According to particularly preferred further embodiment of the invention, the process of applying impregnating material onto the top side 14 and causing the material to be sucked or pressed into the top side is followed by a step of turning the wood fiber board 10 around so that the bottom side 25 will become the new top side and the top side 14 will become the new bottom side. Subsequently, liquid curing material will again be applied onto the full surface and be caused to be sucked or pressed in, as described above. The only essential difference resides in that the suction and respectively pressing will be performed for a distinctly shorter period of particularly 10-25 s and, with particular preference, 15-20 s.
Although the invention has been described and illustrated with reference to specific illustrative embodiments thereof, it is not intended that the invention be limited to those illustrative embodiments.
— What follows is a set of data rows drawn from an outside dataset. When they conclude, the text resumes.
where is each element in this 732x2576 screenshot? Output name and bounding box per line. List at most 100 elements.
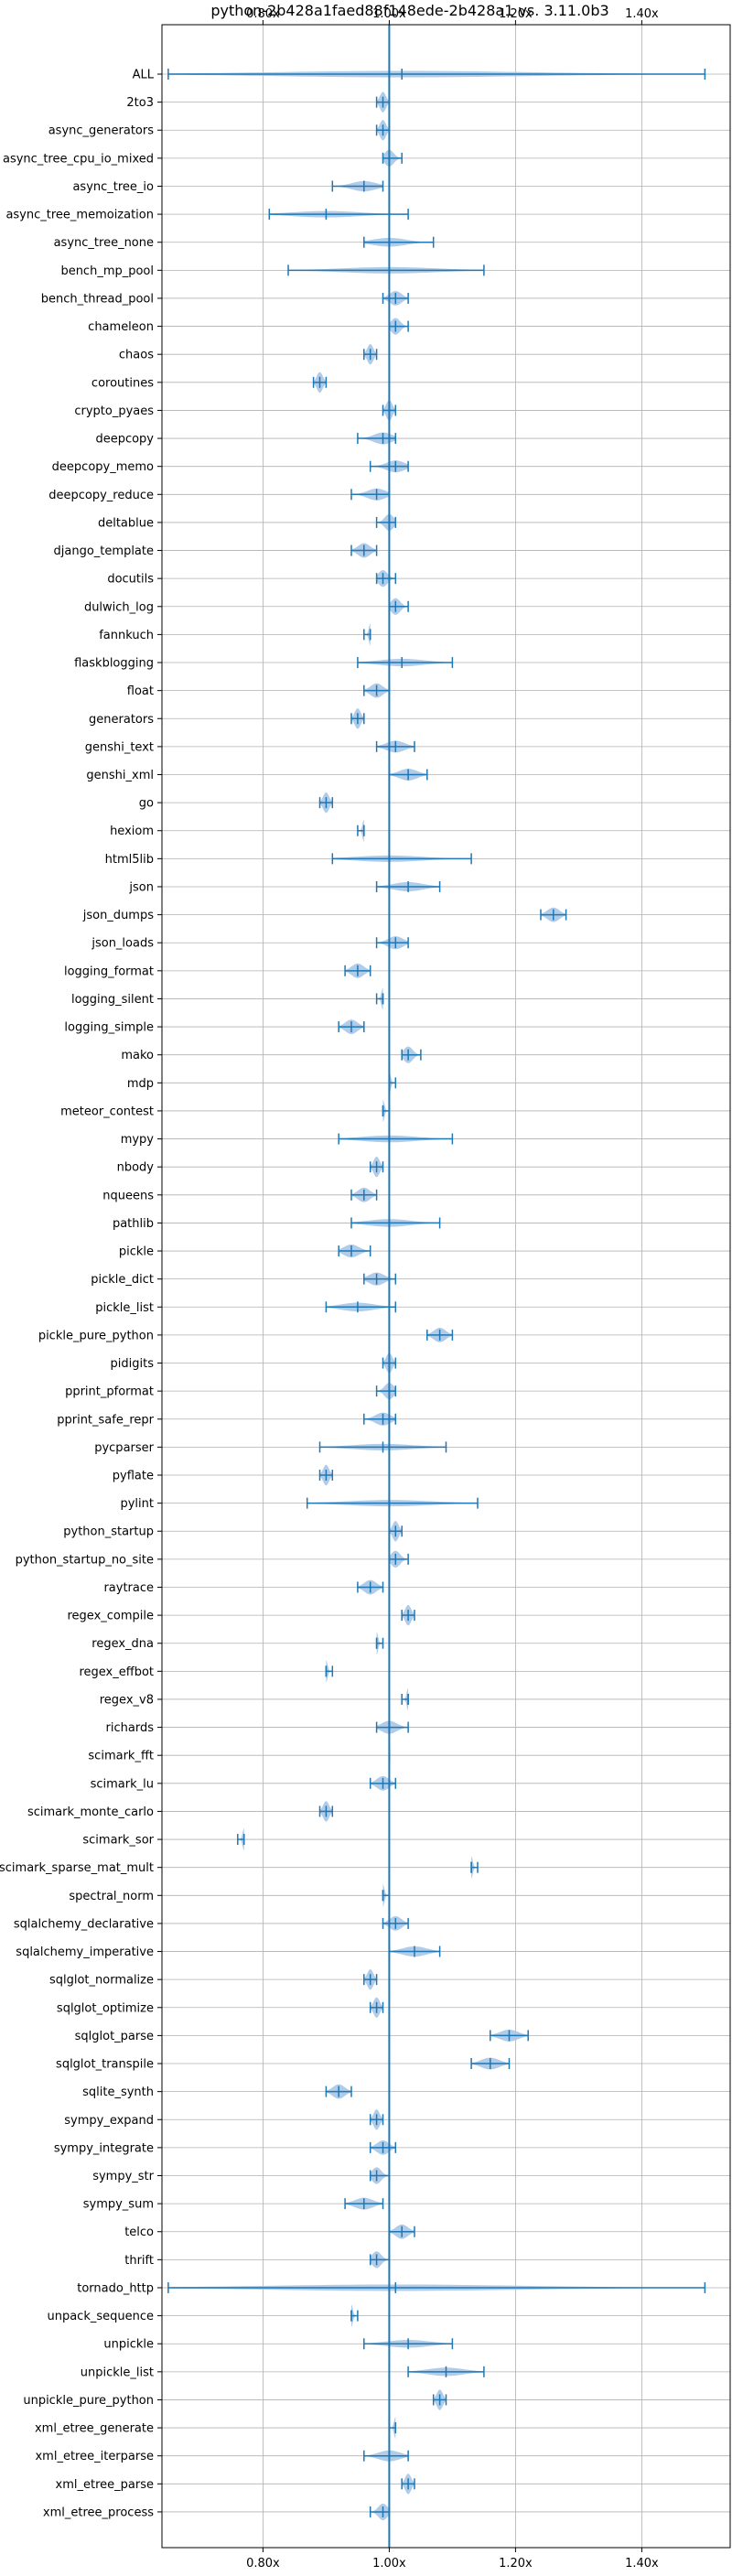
x-tick-label-top: 1.00x — [372, 7, 406, 21]
benchmark-label: nbody — [117, 1161, 155, 1175]
benchmark-label: pickle_list — [95, 1301, 154, 1315]
benchmark-label: chaos — [119, 349, 154, 362]
benchmark-label: meteor_contest — [60, 1105, 154, 1118]
benchmark-label: genshi_text — [85, 740, 154, 754]
x-tick-label-top: 1.40x — [625, 7, 659, 21]
benchmark-label: scimark_sor — [82, 1834, 154, 1848]
benchmark-label: crypto_pyaes — [74, 404, 154, 418]
chart-title: python-2b428a1faed88f148ede-2b428a1 vs. … — [210, 2, 608, 19]
benchmark-label: coroutines — [92, 376, 154, 390]
x-tick-label-top: 1.20x — [499, 7, 533, 21]
benchmark-label: unpack_sequence — [47, 2310, 154, 2323]
benchmark-label: async_tree_none — [54, 236, 154, 250]
benchmark-label: hexiom — [110, 825, 154, 838]
benchmark-label: deepcopy_memo — [52, 460, 154, 474]
benchmark-label: mdp — [127, 1077, 154, 1091]
benchmark-label: pidigits — [111, 1357, 155, 1371]
benchmark-label: sqlglot_parse — [75, 2030, 154, 2043]
benchmark-label: xml_etree_iterparse — [35, 2450, 154, 2463]
benchmark-label: xml_etree_parse — [56, 2478, 154, 2492]
benchmark-label: sqlalchemy_imperative — [16, 1945, 154, 1959]
benchmark-label: sympy_expand — [64, 2114, 154, 2128]
benchmark-label: telco — [124, 2226, 154, 2239]
benchmark-label: scimark_monte_carlo — [27, 1805, 154, 1819]
benchmark-label: pickle — [119, 1245, 154, 1259]
benchmark-label: pathlib — [113, 1217, 154, 1231]
benchmark-label: scimark_sparse_mat_mult — [0, 1861, 154, 1875]
benchmark-label: regex_dna — [92, 1637, 154, 1651]
benchmark-label: mypy — [121, 1133, 155, 1147]
benchmark-label: json_dumps — [82, 909, 154, 922]
benchmark-label: chameleon — [88, 320, 154, 334]
benchmark-label: pickle_dict — [91, 1273, 154, 1287]
benchmark-label: sqlglot_transpile — [56, 2058, 154, 2072]
benchmark-label: thrift — [124, 2254, 154, 2268]
benchmark-label: flaskblogging — [74, 657, 154, 671]
benchmark-label: mako — [121, 1049, 154, 1062]
benchmark-label: bench_mp_pool — [60, 264, 154, 278]
benchmark-label: regex_effbot — [79, 1665, 154, 1679]
grid-layer — [162, 25, 730, 2548]
benchmark-label: pickle_pure_python — [38, 1329, 154, 1342]
benchmark-label: unpickle_pure_python — [23, 2394, 154, 2408]
x-tick-label-bottom: 1.20x — [499, 2557, 533, 2571]
benchmark-label: bench_thread_pool — [41, 292, 154, 306]
benchmark-label: sympy_integrate — [54, 2141, 154, 2155]
benchmark-label: sympy_sum — [83, 2198, 154, 2212]
benchmark-label: logging_simple — [64, 1021, 154, 1035]
benchmark-label: pycparser — [94, 1441, 154, 1455]
benchmark-label: go — [139, 797, 154, 811]
benchmark-label: sqlalchemy_declarative — [14, 1917, 154, 1931]
benchmark-label: float — [127, 684, 154, 698]
benchmark-label: sqlglot_optimize — [57, 2001, 154, 2015]
benchmark-label: spectral_norm — [69, 1890, 154, 1903]
benchmark-label: async_tree_io — [72, 180, 154, 194]
benchmark-label: docutils — [107, 573, 154, 587]
benchmark-label: ALL — [133, 69, 155, 82]
benchmark-label: pprint_safe_repr — [57, 1413, 154, 1427]
x-tick-label-bottom: 0.80x — [246, 2557, 280, 2571]
benchmark-label: pyflate — [113, 1470, 154, 1483]
category-labels: ALL 2to3 async_generators async_tree_cpu_io… — [0, 69, 155, 2520]
benchmark-label: 2to3 — [126, 96, 154, 110]
benchmark-label: unpickle_list — [81, 2366, 154, 2379]
benchmark-label: regex_compile — [67, 1610, 154, 1623]
benchmark-label: scimark_lu — [91, 1777, 154, 1791]
benchmark-label: sqlite_synth — [82, 2086, 154, 2099]
benchmark-label: xml_etree_generate — [35, 2422, 154, 2436]
benchmark-label: tornado_http — [77, 2281, 154, 2295]
benchmark-label: django_template — [54, 544, 154, 558]
benchmark-label: scimark_fft — [88, 1750, 154, 1763]
benchmark-label: pylint — [120, 1497, 154, 1511]
benchmark-label: unpickle — [103, 2338, 154, 2352]
plot-frame — [161, 24, 731, 2549]
benchmark-label: deltablue — [98, 516, 154, 530]
benchmark-label: logging_format — [64, 965, 154, 978]
benchmark-label: deepcopy_reduce — [48, 489, 154, 502]
benchmark-label: raytrace — [103, 1581, 154, 1595]
benchmark-label: deepcopy — [95, 433, 154, 447]
benchmark-label: python_startup_no_site — [16, 1553, 154, 1567]
x-axis-ticks: 0.80x 0.80x 1.00x 1.00x 1.20x 1.20x 1.40x 1.40x — [157, 7, 659, 2571]
benchmark-label: fannkuch — [99, 629, 154, 642]
benchmark-label: richards — [106, 1721, 155, 1735]
benchmark-label: logging_silent — [71, 993, 154, 1007]
benchmark-label: nqueens — [102, 1189, 154, 1202]
benchmark-label: generators — [89, 713, 154, 727]
benchmark-label: async_tree_cpu_io_mixed — [3, 152, 154, 166]
benchmark-label: sympy_str — [92, 2170, 154, 2183]
x-tick-label-top: 0.80x — [246, 7, 280, 21]
x-tick-label-bottom: 1.00x — [372, 2557, 406, 2571]
benchmark-label: pprint_pformat — [65, 1385, 154, 1399]
benchmark-label: xml_etree_process — [43, 2506, 154, 2519]
x-tick-label-bottom: 1.40x — [625, 2557, 659, 2571]
benchmark-label: dulwich_log — [84, 600, 154, 614]
benchmark-label: python_startup — [63, 1525, 154, 1539]
violin-layer — [167, 25, 706, 2548]
benchmark-label: json_loads — [91, 937, 154, 951]
benchmark-label: async_tree_memoization — [5, 209, 154, 222]
benchmark-label: sqlglot_normalize — [49, 1974, 154, 1988]
benchmark-label: genshi_xml — [86, 769, 154, 782]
Those skilled in the art will recognize that variations and modifications can be made without departing from the true scope of the invention as defined by the claims that follow. It is therefore intended to include within the invention all such variations and modifications as fall within the scope of the appended claims and equivalents thereof.

Claims

1. A method for producing a fiber board, said method comprising the steps of:

applying, across a full surface of a top side of a fiber board, impregnating a liquid material,

wherein 400-800 ml of impregnating material per square meter are applied in case of a board thickness in the range of 6-10 mm, and

wherein 200-400 ml of impregnating material per square meter are applied in case of a board thickness in the range of 2-6 mm, and

generating a pressure difference between the top side and a bottom side of the fiber board for sucking and/or pressing the impregnating material into the fiber board.

2. The method according to claim 1, comprising the additional steps of:

turning the fiber board around,

applying, across a full surface of a new top side of the fiber board, impregnating a liquid material side,

generating a pressure difference between the new top side and a new bottom side of the fiber board for sucking and/or pressing the impregnating material into the fiber board.

3. The method according to claim 1, wherein the density of the fiber board is 700-1100 kg/m³.

4. The method according to claim 1, wherein, for the suck-in or press-in process, the pressure difference between the top side and the bottom side is applied for 70-110 s.

5. The method according to claim 2, wherein, for the second suck-in or press-in process, the pressure difference between the new top side and the new bottom side is applied for 10-25 s.

6. The method according to claim 1, wherein the generating of the pressure difference is generated by a vacuum chamber extending across the entire bottom side of the fiber board.

7. The method according to claim 1, wherein the impregnating material is applied by casting and/or spraying onto the top side.

8. The method according to claim 1, wherein the impregnating material has a viscosity of 10 to 80 s, measured in a DIN 4 measuring jug.

9. The method according to claim 1, wherein the pressure difference is in the range from 0.8 to 1.2 bar.

10. The method according to claim 1, wherein the pressure difference is generated by at least one vacuum pump having a total suctional capacity of 700 to 1200 m³/h on a surface area of 1 m².

11. The method according to claim 1, wherein the impregnating material penetrates into the fiber board by at least 3 mm.

12. The method according to claim 1, wherein the fiber board is a wood fiber board.